Jonathan Wilkes jancsika at yahoo.com
Tue Sep 22 03:56:23 CEST 2009

--- On Mon, 9/21/09, Mathieu Bouchard <matju at artengine.ca> wrote:

> From: Mathieu Bouchard <matju at artengine.ca>
> Subject: [PD] "computer music" WAS: Re: Pd at a livecoding event on the BBC
> To: pd-list at iem.at
> Date: Monday, September 21, 2009, 10:52 PM
> On Tue, 8 Sep 2009, Fernando Gadea wrote:
> > So they say that good piano players play with the
> whole body (same for guitar or any physical instrument, I
> guess).
> Is it because it makes the music any better, or because
> what musicians are after is not just the music but also the
> dance that a musician makes with the instrument?
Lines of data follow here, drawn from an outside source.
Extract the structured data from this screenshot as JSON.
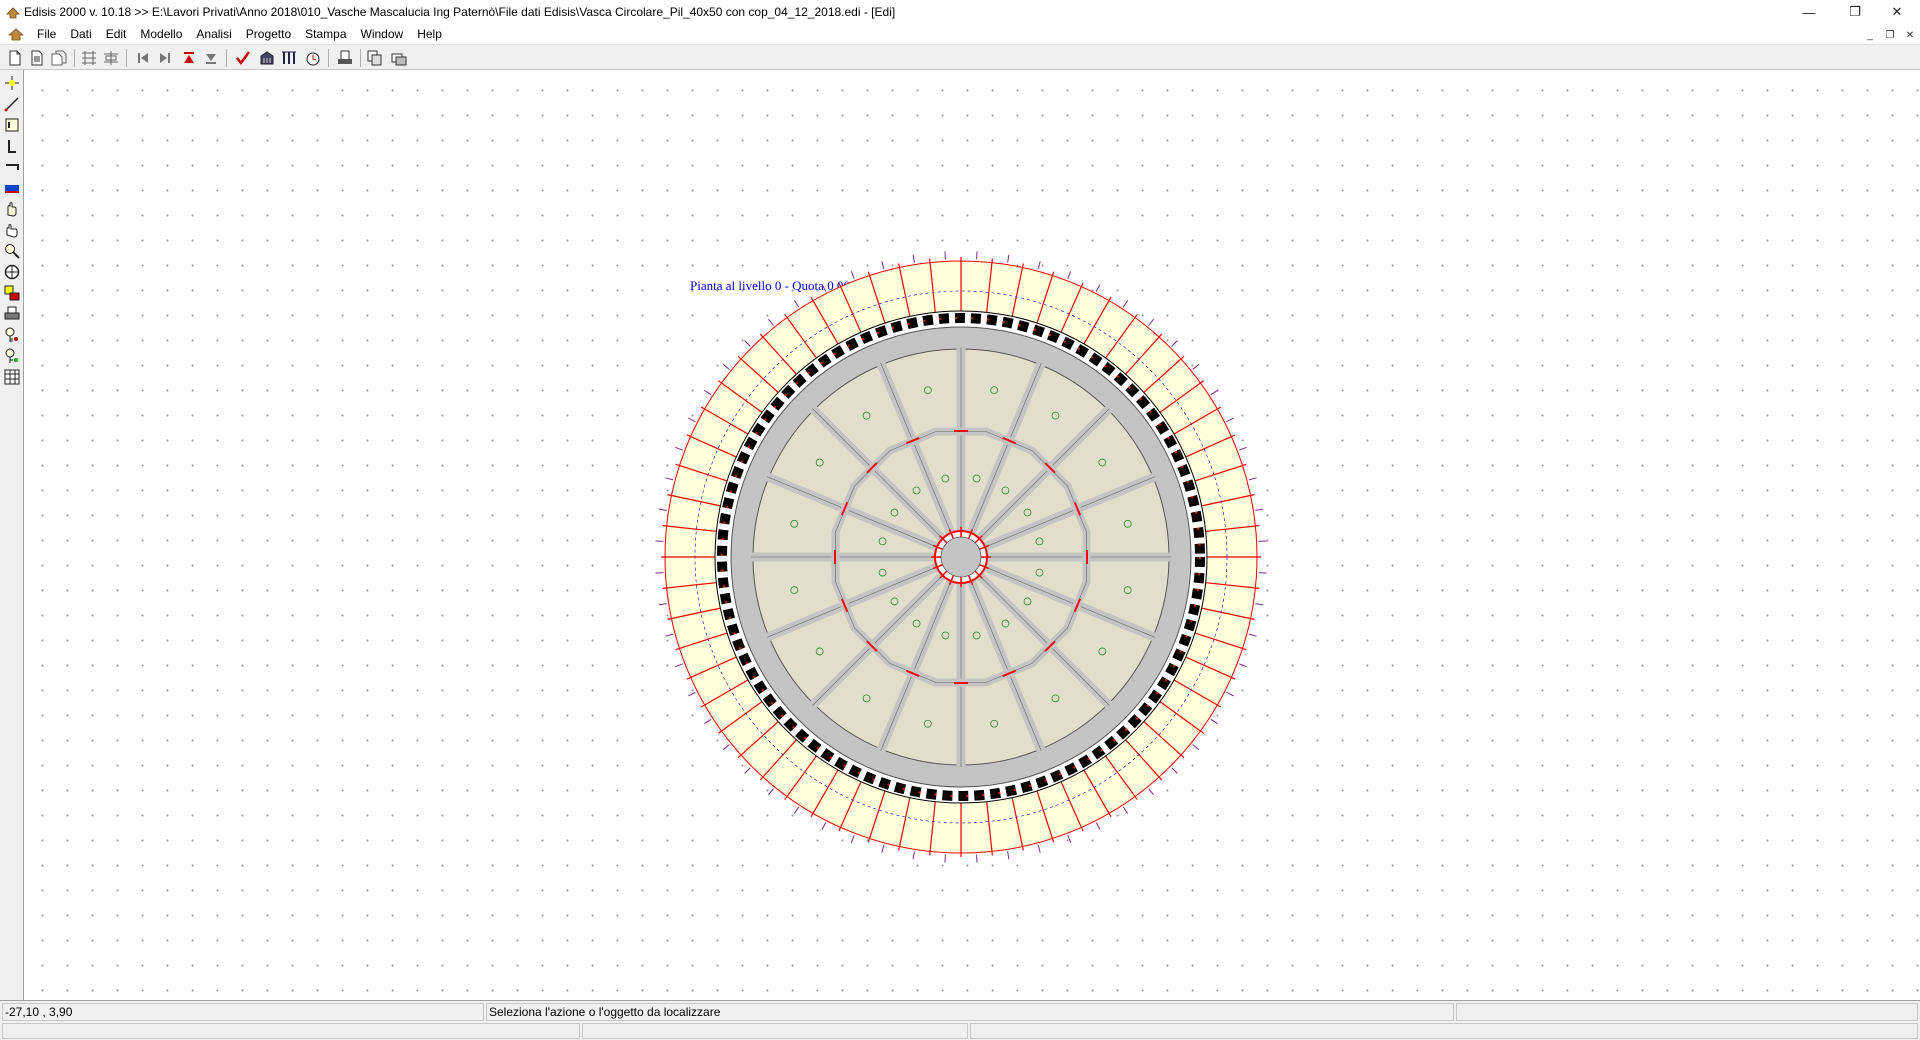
{
  "window": {
    "title": "Edisis 2000 v. 10.18 >> E:\\Lavori Privati\\Anno 2018\\010_Vasche Mascalucia Ing Paternò\\File dati Edisis\\Vasca Circolare_Pil_40x50 con cop_04_12_2018.edi - [Edi]",
    "controls": {
      "minimize": "—",
      "restore": "❐",
      "close": "✕"
    }
  },
  "menu": {
    "items": [
      "File",
      "Dati",
      "Edit",
      "Modello",
      "Analisi",
      "Progetto",
      "Stampa",
      "Window",
      "Help"
    ],
    "mdi_controls": {
      "minimize": "_",
      "restore": "❐",
      "close": "✕"
    }
  },
  "toolbar": {
    "buttons": [
      "new-file-icon",
      "open-file-icon",
      "copy-file-icon",
      "grid-icon",
      "grid-alt-icon",
      "first-icon",
      "last-icon",
      "up-red-icon",
      "down-icon",
      "check-icon",
      "building-icon",
      "columns-icon",
      "clock-icon",
      "print-preview-icon",
      "copy-icon",
      "layers-icon"
    ]
  },
  "left_toolbar": {
    "buttons": [
      "node-icon",
      "line-icon",
      "beam-icon",
      "column-icon",
      "wall-icon",
      "slab-icon",
      "hand-icon",
      "pan-icon",
      "zoom-icon",
      "target-icon",
      "layer-icon",
      "printer-icon",
      "key-icon",
      "key-alt-icon",
      "grid-table-icon"
    ]
  },
  "drawing": {
    "title": "Pianta al livello 0 - Quota 0.00 m.",
    "colors": {
      "outer_panel": "#ffffdc",
      "slab": "#e1dfcc",
      "beam": "#c4c4c4",
      "red": "#ff0000",
      "blue": "#0000cc",
      "purple": "#7a2a8a",
      "green": "#2a8a2a"
    }
  },
  "status": {
    "coordinates": "-27,10 , 3,90",
    "message": "Seleziona l'azione o l'oggetto da localizzare"
  }
}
Hm...you're obviously starting with a definition of music that precludes 
whatever you mean by "the dance that a musician makes," but I don't know 
why you think that's the case.  I think there's a 
pedagogical value in thinking of music as a kind of self-contained 
entity that's distinct from gesture and theatre and programs, but 
outside of teaching it usually ends up sounding like a self-serving 
idealogy that reinforces what one is already interested in and dismisses 
what one wishes to ignore.

For example, try complementing a composer by referring to their piece 
in literary terms: allusions to the canon, narrative plot devices, 
characterization, etc.  Often I think you will find quite a (hopefully 
polite and probably quite subtle) dance, the upshot of which will be a) 
that the composer's intentions were not programmatic, and b) there are 
deeper, more substantial things happening that don't depend on 
*extra* musical considerations.

But where does the "the music" begin and "the dance" end?  
And wherever it is for you, what stops you from making an even sharper, 
more restrictive separation than that one?